What are some emerging technologies that are promoting the next generation of efficient e-mobility?

Since the very beginning of battery-electric vehicles, there have been three main challenges: vehicle range, the time it takes to charge, and the overall cost of the vehicle.

Today, developments in battery technology have improved reliability and energy density. It is easy to find an EV with a range of 500km and beyond, which is comfortable for most situations. On the charging side, ultra-fast DC charging technology up to 350kW is available, allowing a car to fully charge in about 15 minutes. What’s more, technology is in development to be able to charge a vehicle even faster. However, it is a bit complex. Not only does the car need to allow these charging rates, but the charging infrastructure also needs to be ready. The rollout of charging infrastructure and the surrounding ecosystem is still in development and is different in various parts of the world.

On the cost side, currently, it is nearly impossible to buy an EV at the same price as an ICE vehicle. Vehicle prices will need to come down further in order for higher levels of adoption to take place. Production volume increases, as well as further technology developments, platforming, and standardisation in the industry will help to drive this needed cost reduction.

However, as I mentioned above,  a key enabler to adoption will be ultra-fast charging – toward 600kW and beyond – and the deployment of the related infrastructure. Also, bi-directional charging, where the vehicle battery is part of your home or grid energy storage system, will drive more efficient green energy usage. The car is then part of the energy management ecosystem.

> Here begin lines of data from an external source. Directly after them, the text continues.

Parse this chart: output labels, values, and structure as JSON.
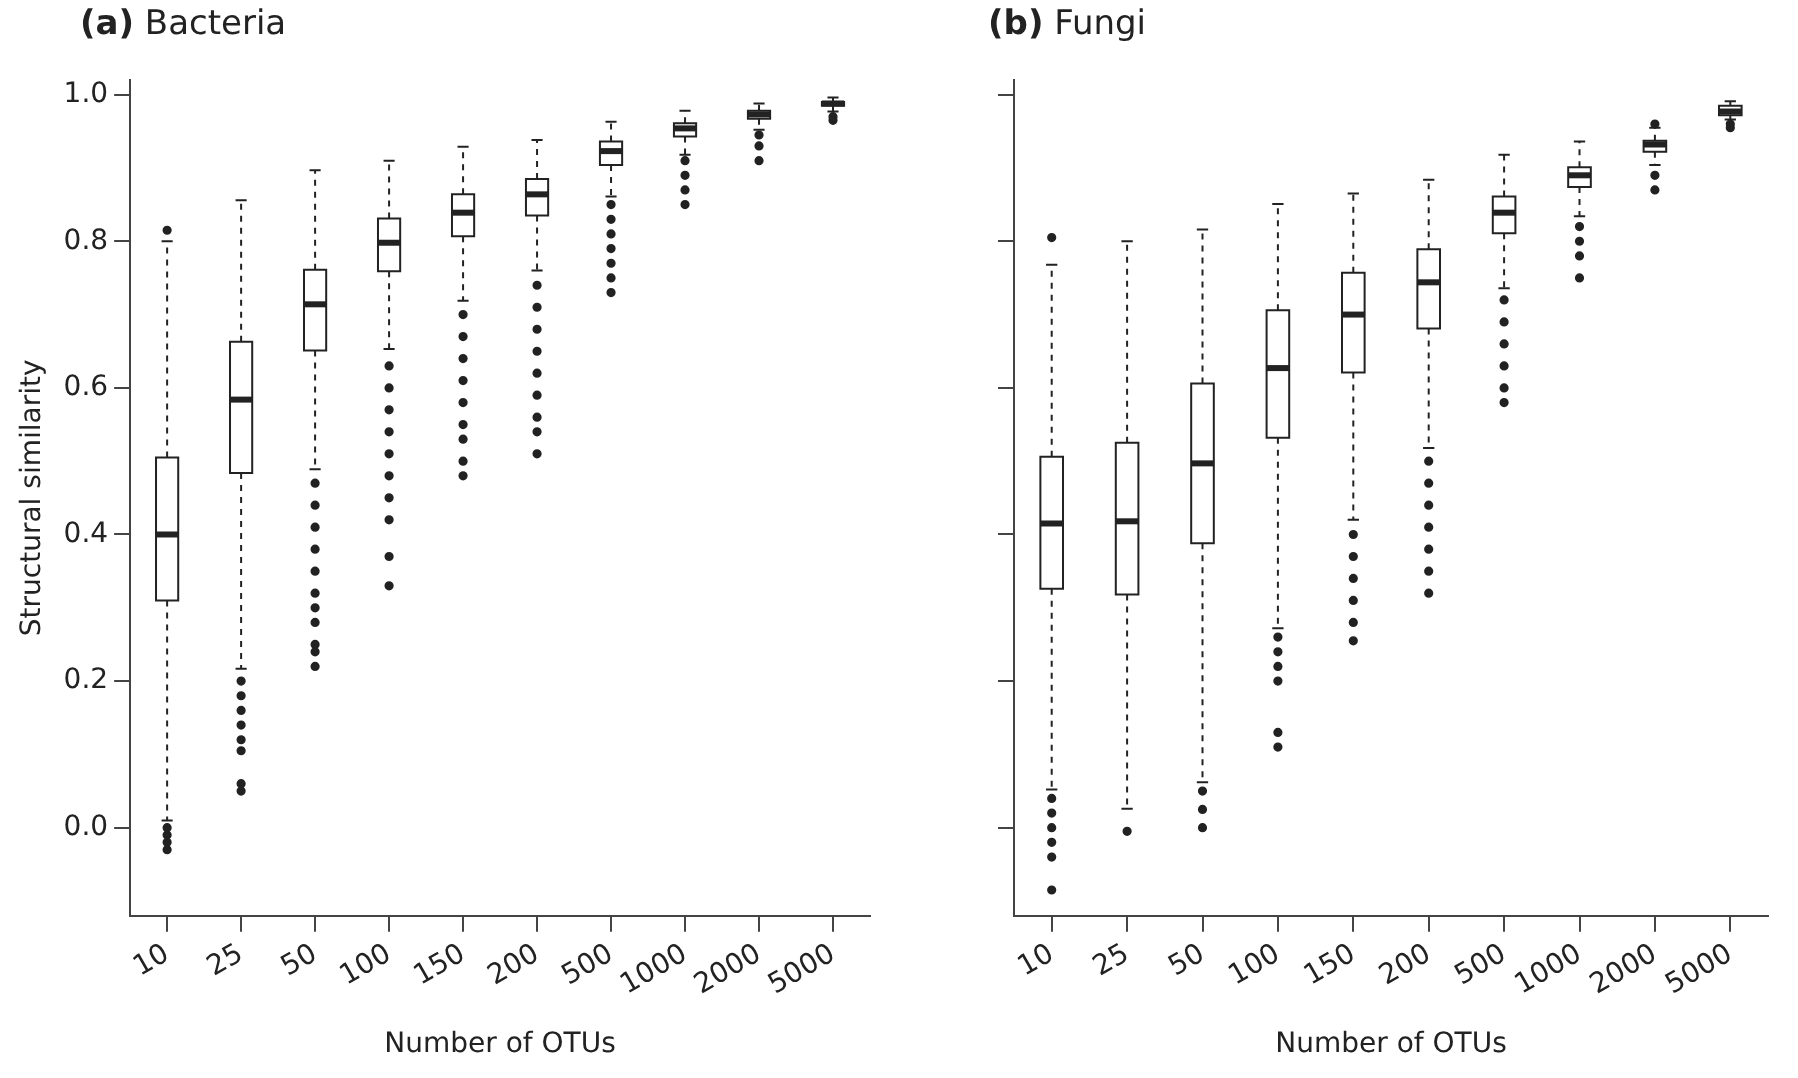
{
  "chart_data": [
    {
      "type": "box",
      "title": "(a) Bacteria",
      "xlabel": "Number of OTUs",
      "ylabel": "Structural similarity",
      "color": "#222222",
      "marker": "circle",
      "grid": false,
      "categories": [
        "10",
        "25",
        "50",
        "100",
        "150",
        "200",
        "500",
        "1000",
        "2000",
        "5000"
      ],
      "ylim": [
        -0.12,
        1.02
      ],
      "yticks": [
        {
          "value": 0,
          "label": "0.0"
        },
        {
          "value": 0.2,
          "label": "0.2"
        },
        {
          "value": 0.4,
          "label": "0.4"
        },
        {
          "value": 0.6,
          "label": "0.6"
        },
        {
          "value": 0.8,
          "label": "0.8"
        },
        {
          "value": 1,
          "label": "1.0"
        }
      ],
      "boxes": [
        {
          "low": 0.01,
          "q1": 0.31,
          "median": 0.4,
          "q3": 0.505,
          "high": 0.8,
          "outliers": [
            0.815,
            0.0,
            -0.01,
            -0.02,
            -0.03
          ]
        },
        {
          "low": 0.217,
          "q1": 0.484,
          "median": 0.584,
          "q3": 0.663,
          "high": 0.856,
          "outliers": [
            0.2,
            0.18,
            0.16,
            0.14,
            0.12,
            0.105,
            0.06,
            0.05
          ]
        },
        {
          "low": 0.489,
          "q1": 0.651,
          "median": 0.714,
          "q3": 0.761,
          "high": 0.897,
          "outliers": [
            0.47,
            0.44,
            0.41,
            0.38,
            0.35,
            0.32,
            0.3,
            0.28,
            0.25,
            0.24,
            0.22
          ]
        },
        {
          "low": 0.653,
          "q1": 0.759,
          "median": 0.798,
          "q3": 0.831,
          "high": 0.91,
          "outliers": [
            0.63,
            0.6,
            0.57,
            0.54,
            0.51,
            0.48,
            0.45,
            0.42,
            0.37,
            0.33
          ]
        },
        {
          "low": 0.719,
          "q1": 0.807,
          "median": 0.839,
          "q3": 0.864,
          "high": 0.929,
          "outliers": [
            0.7,
            0.67,
            0.64,
            0.61,
            0.58,
            0.55,
            0.53,
            0.5,
            0.48
          ]
        },
        {
          "low": 0.76,
          "q1": 0.835,
          "median": 0.864,
          "q3": 0.885,
          "high": 0.938,
          "outliers": [
            0.74,
            0.71,
            0.68,
            0.65,
            0.62,
            0.59,
            0.56,
            0.54,
            0.51
          ]
        },
        {
          "low": 0.861,
          "q1": 0.904,
          "median": 0.923,
          "q3": 0.936,
          "high": 0.963,
          "outliers": [
            0.85,
            0.83,
            0.81,
            0.79,
            0.77,
            0.75,
            0.73
          ]
        },
        {
          "low": 0.918,
          "q1": 0.943,
          "median": 0.954,
          "q3": 0.961,
          "high": 0.978,
          "outliers": [
            0.91,
            0.89,
            0.87,
            0.85
          ]
        },
        {
          "low": 0.952,
          "q1": 0.967,
          "median": 0.973,
          "q3": 0.978,
          "high": 0.988,
          "outliers": [
            0.945,
            0.93,
            0.91
          ]
        },
        {
          "low": 0.977,
          "q1": 0.985,
          "median": 0.988,
          "q3": 0.99,
          "high": 0.996,
          "outliers": [
            0.97,
            0.965
          ]
        }
      ]
    },
    {
      "type": "box",
      "title": "(b) Fungi",
      "xlabel": "Number of OTUs",
      "color": "#222222",
      "marker": "circle",
      "grid": false,
      "tick_labels": "x",
      "categories": [
        "10",
        "25",
        "50",
        "100",
        "150",
        "200",
        "500",
        "1000",
        "2000",
        "5000"
      ],
      "ylim": [
        -0.12,
        1.02
      ],
      "yticks": [
        {
          "value": 0,
          "label": null
        },
        {
          "value": 0.2,
          "label": null
        },
        {
          "value": 0.4,
          "label": null
        },
        {
          "value": 0.6,
          "label": null
        },
        {
          "value": 0.8,
          "label": null
        },
        {
          "value": 1,
          "label": null
        }
      ],
      "boxes": [
        {
          "low": 0.052,
          "q1": 0.326,
          "median": 0.415,
          "q3": 0.506,
          "high": 0.768,
          "outliers": [
            0.805,
            0.04,
            0.02,
            0.0,
            -0.02,
            -0.04,
            -0.085
          ]
        },
        {
          "low": 0.026,
          "q1": 0.318,
          "median": 0.418,
          "q3": 0.525,
          "high": 0.8,
          "outliers": [
            -0.005
          ]
        },
        {
          "low": 0.062,
          "q1": 0.388,
          "median": 0.497,
          "q3": 0.606,
          "high": 0.816,
          "outliers": [
            0.05,
            0.025,
            0.0
          ]
        },
        {
          "low": 0.272,
          "q1": 0.532,
          "median": 0.627,
          "q3": 0.706,
          "high": 0.851,
          "outliers": [
            0.26,
            0.24,
            0.22,
            0.2,
            0.13,
            0.11
          ]
        },
        {
          "low": 0.42,
          "q1": 0.621,
          "median": 0.7,
          "q3": 0.757,
          "high": 0.865,
          "outliers": [
            0.4,
            0.37,
            0.34,
            0.31,
            0.28,
            0.255
          ]
        },
        {
          "low": 0.518,
          "q1": 0.681,
          "median": 0.744,
          "q3": 0.789,
          "high": 0.884,
          "outliers": [
            0.5,
            0.47,
            0.44,
            0.41,
            0.38,
            0.35,
            0.32
          ]
        },
        {
          "low": 0.736,
          "q1": 0.811,
          "median": 0.839,
          "q3": 0.861,
          "high": 0.918,
          "outliers": [
            0.72,
            0.69,
            0.66,
            0.63,
            0.6,
            0.58
          ]
        },
        {
          "low": 0.834,
          "q1": 0.874,
          "median": 0.89,
          "q3": 0.901,
          "high": 0.936,
          "outliers": [
            0.82,
            0.8,
            0.78,
            0.75
          ]
        },
        {
          "low": 0.904,
          "q1": 0.922,
          "median": 0.932,
          "q3": 0.937,
          "high": 0.955,
          "outliers": [
            0.96,
            0.89,
            0.87
          ]
        },
        {
          "low": 0.966,
          "q1": 0.972,
          "median": 0.977,
          "q3": 0.985,
          "high": 0.991,
          "outliers": [
            0.96,
            0.955
          ]
        }
      ]
    }
  ]
}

In terms of battery range, breakthrough technologies like solid-state cells will allow increased energy density and safety. From there, we can expect further size and weight reduction. On the system level, we already saw the introduction of 800V battery packs, further expected to increase to 1000V and beyond,  reducing thermal losses and increasing efficiency.

Finally, introducing new and sustainable recycling methods and using sustainable materials in general will become especially important.

As an ending note, what is your advice for other senior leaders and CXOs working in the auto-tech industry?

As the journey to full carbon neutrality continues, it is safe to expect the change of pace and transformations in the auto industry to continue. Therefore, it is essential to have a mindset that embraces this reality. At TE, we are committed to creating a safer, more sustainable, productive, and connected world. As we are developing connectivity solutions, especially for EVs, we are constantly working to ensure we maximise the reduction of our carbon footprint. Additionally, we are committed to driving full inclusion and diversity in all our teams. In my opinion, this is a prerequisite to enabling innovation and staying ahead of the curve. Embracing a sustainable, diverse, and global mindset together will move our industry forward.